One of Australia’s biggest universities will use Covid-19 as a springboard to accelerate its move into lifelong learning, as the pandemic claims nearly 500 jobs.
UNSW Sydney has announced plans to entrench lifelong learning as a “new chapter” in its history, while allowing staff and students to continue working remotely after the pandemic passes.
It says the maintenance of flexible work and study arrangements will boost its allure to staff while freeing up an estimated 22,000 square metres of lecture theatres and offices. Vice-chancellor Ian Jacobs said this would yield better space for “learning, socialising and recreation” and facilitate the transformation of the entire campus into an innovation hub.
“We will have community organisations, business and industry on campus working directly with our academics,” he said. “We are going to take advantage of the change in culture that this [crisis] has brought. Staff and students can be much more flexible in their hours and where they work. Almost all our staff want that flexibility, and previously the culture just didn’t allow it.”
The plans are outlined in a document charting “the next steps” of UNSW’s pandemic survival strategy. It says this year’s estimate of a A$600 million (£334 million) revenue drop turned out to be an overestimate, with the losses contained to between half and two-thirds of that figure because the decline in enrolments was not as steep as expected.
The university was able to accommodate the funding squeeze without cutting permanent positions, although it shed an undisclosed number of casual staff and contractors.

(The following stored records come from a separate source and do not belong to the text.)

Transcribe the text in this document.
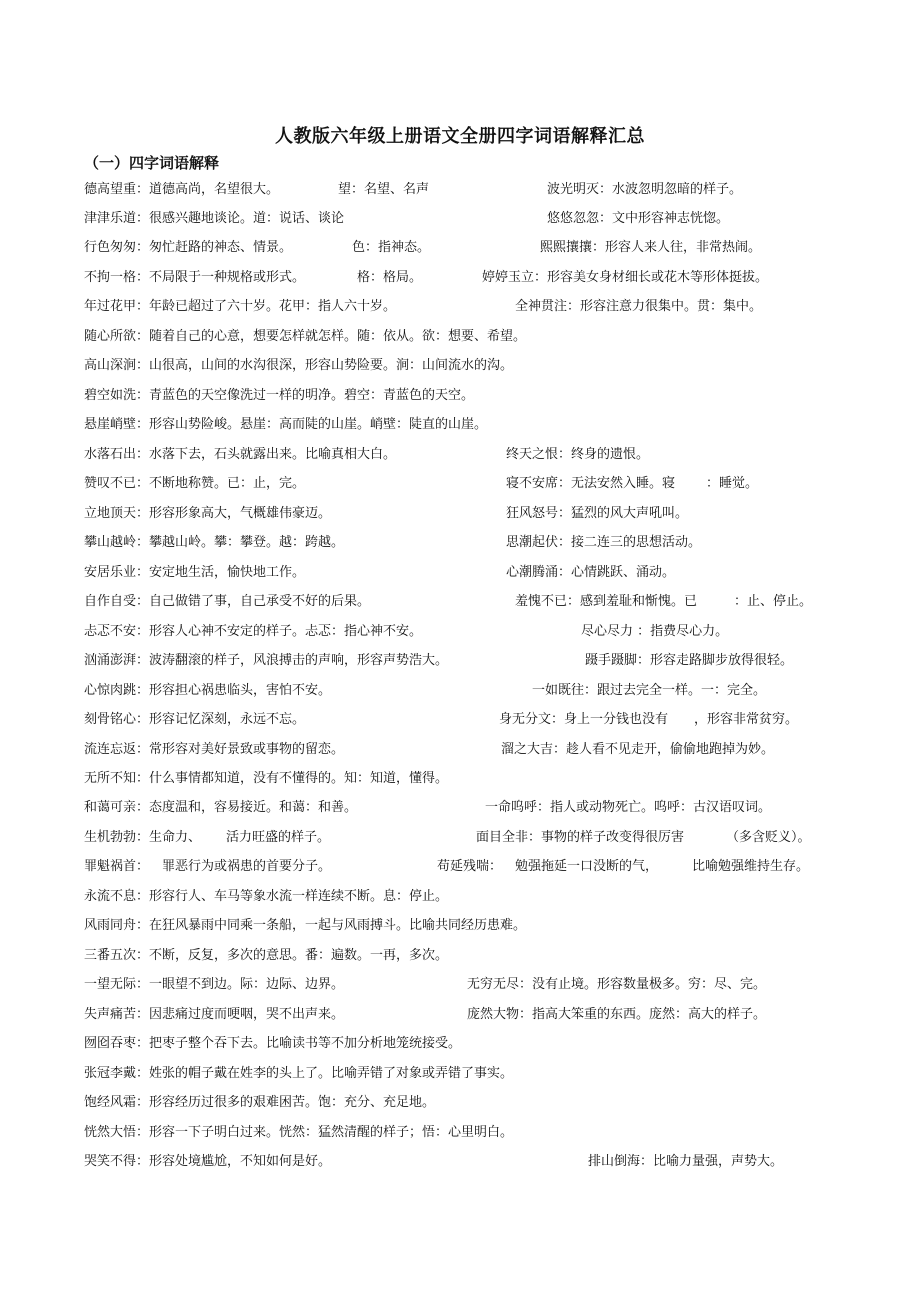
人教版六年级上册语文全册四字词语解释汇总
（一）四字词语解释
德高望重：道德高尚，名望很大。	望：名望、名声	波光明灭：水波忽明忽暗的样子。
津津乐道：很感兴趣地谈论。道：说话、谈论	悠悠忽忽：文中形容神志恍惚。
行色匆匆：匆忙赶路的神态、情景。	色：指神态。	熙熙攘攘：形容人来人往，非常热闹。
不拘一格：不局限于一种规格或形式。	格：格局。	婷婷玉立：形容美女身材细长或花木等形体挺拔。
年过花甲：年龄已超过了六十岁。花甲：指人六十岁。	全神贯注：形容注意力很集中。贯：集中。
随心所欲：随着自己的心意，想要怎样就怎样。随：依从。欲：想要、希望。
高山深涧：山很高，山间的水沟很深，形容山势险要。涧：山间流水的沟。
碧空如洗：青蓝色的天空像洗过一样的明净。碧空：青蓝色的天空。
悬崖峭壁：形容山势险峻。悬崖：高而陡的山崖。峭壁：陡直的山崖。
水落石出：水落下去，石头就露出来。比喻真相大白。	终天之恨：终身的遗恨。
赞叹不已：不断地称赞。已：止，完。	寝不安席：无法安然入睡。寝 ：睡觉。
立地顶天：形容形象高大，气概雄伟豪迈。	狂风怒号：猛烈的风大声吼叫。
攀山越岭：攀越山岭。攀：攀登。越：跨越。	思潮起伏：接二连三的思想活动。
安居乐业：安定地生活，愉快地工作。	心潮腾涌：心情跳跃、涌动。
自作自受：自己做错了事，自己承受不好的后果。	羞愧不已：感到羞耻和惭愧。已	：止、停止。
忐忑不安：形容人心神不安定的样子。忐忑：指心神不安。	尽心尽力 ：指费尽心力。
汹涌澎湃：波涛翻滚的样子，风浪搏击的声响，形容声势浩大。	蹑手蹑脚：形容走路脚步放得很轻。
心惊肉跳：形容担心祸患临头，害怕不安。	一如既往：跟过去完全一样。一：完全。
刻骨铭心：形容记忆深刻，永远不忘。	身无分文：身上一分钱也没有 ，形容非常贫穷。
流连忘返：常形容对美好景致或事物的留恋。	溜之大吉：趁人看不见走开，偷偷地跑掉为妙。
无所不知：什么事情都知道，没有不懂得的。知：知道，懂得。
和蔼可亲：态度温和，容易接近。和蔼：和善。	一命呜呼：指人或动物死亡。呜呼：古汉语叹词。
生机勃勃：生命力、 活力旺盛的样子。	面目全非：事物的样子改变得很厉害	（多含贬义）。
罪魁祸首： 罪恶行为或祸患的首要分子。	苟延残喘： 勉强拖延一口没断的气，	比喻勉强维持生存。
永流不息：形容行人、车马等象水流一样连续不断。息：停止。
风雨同舟：在狂风暴雨中同乘一条船，一起与风雨搏斗。比喻共同经历患难。
三番五次：不断，反复，多次的意思。番：遍数。一再，多次。
一望无际：一眼望不到边。际：边际、边界。	无穷无尽：没有止境。形容数量极多。穷：尽、完。
失声痛苦：因悲痛过度而哽咽，哭不出声来。	庞然大物：指高大笨重的东西。庞然：高大的样子。
囫囵吞枣：把枣子整个吞下去。比喻读书等不加分析地笼统接受。
张冠李戴：姓张的帽子戴在姓李的头上了。比喻弄错了对象或弄错了事实。
饱经风霜：形容经历过很多的艰难困苦。饱：充分、充足地。
恍然大悟：形容一下子明白过来。恍然：猛然清醒的样子；悟：心里明白。
哭笑不得：形容处境尴尬，不知如何是好。	排山倒海：比喻力量强，声势大。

Professor Jacobs said next year would be worse, with UNSW forced to jettison the equivalent of 493 full-time positions – some 7.5 per cent of its workforce – to help compensate for an estimated A$370 million shortfall.
Professor Jacobs said the university would harness voluntary redundancies wherever possible “and if we can reduce them, we will – but at the moment that seems unlikely”.
UNSW will also reduce costs by relinquishing four senior leadership positions, contracting its eight divisions into six – by merging its research and enterprise arms, and its philanthropy and external relations sections – and overhauling its eight faculties.
Professor Jacobs said the new six-faculty structure was “much more suited” to the university’s grand challenges-style mission. “We have moved away from having one-school faculties, so we’ve got a better balance across the university.
“Our structure was put together in the 20th century based on what universities did in the 19th century. We now have a much more 21st-century model.”
He said that while the redundancies would be “painful”, there were “lots of positives” in the plans. “Changing structure is not something you want to do unless you have to, and in this situation we have an imperative to be more efficient. But we also need to be looking to the future and taking advantage of the opportunities this creates.”
Professor Jacobs said that while new online capabilities had been thrust on the university by necessity, they opened new doors in facilitating short courses for professionals and tailored training for companies, providing the opportunity “to really drive lifelong, flexible, module-based approaches to learning”.
“We have been developing that in a major way over the last two years, and now is the moment to take it forward. Insofar as anything can be exciting at the moment, that is really exciting.”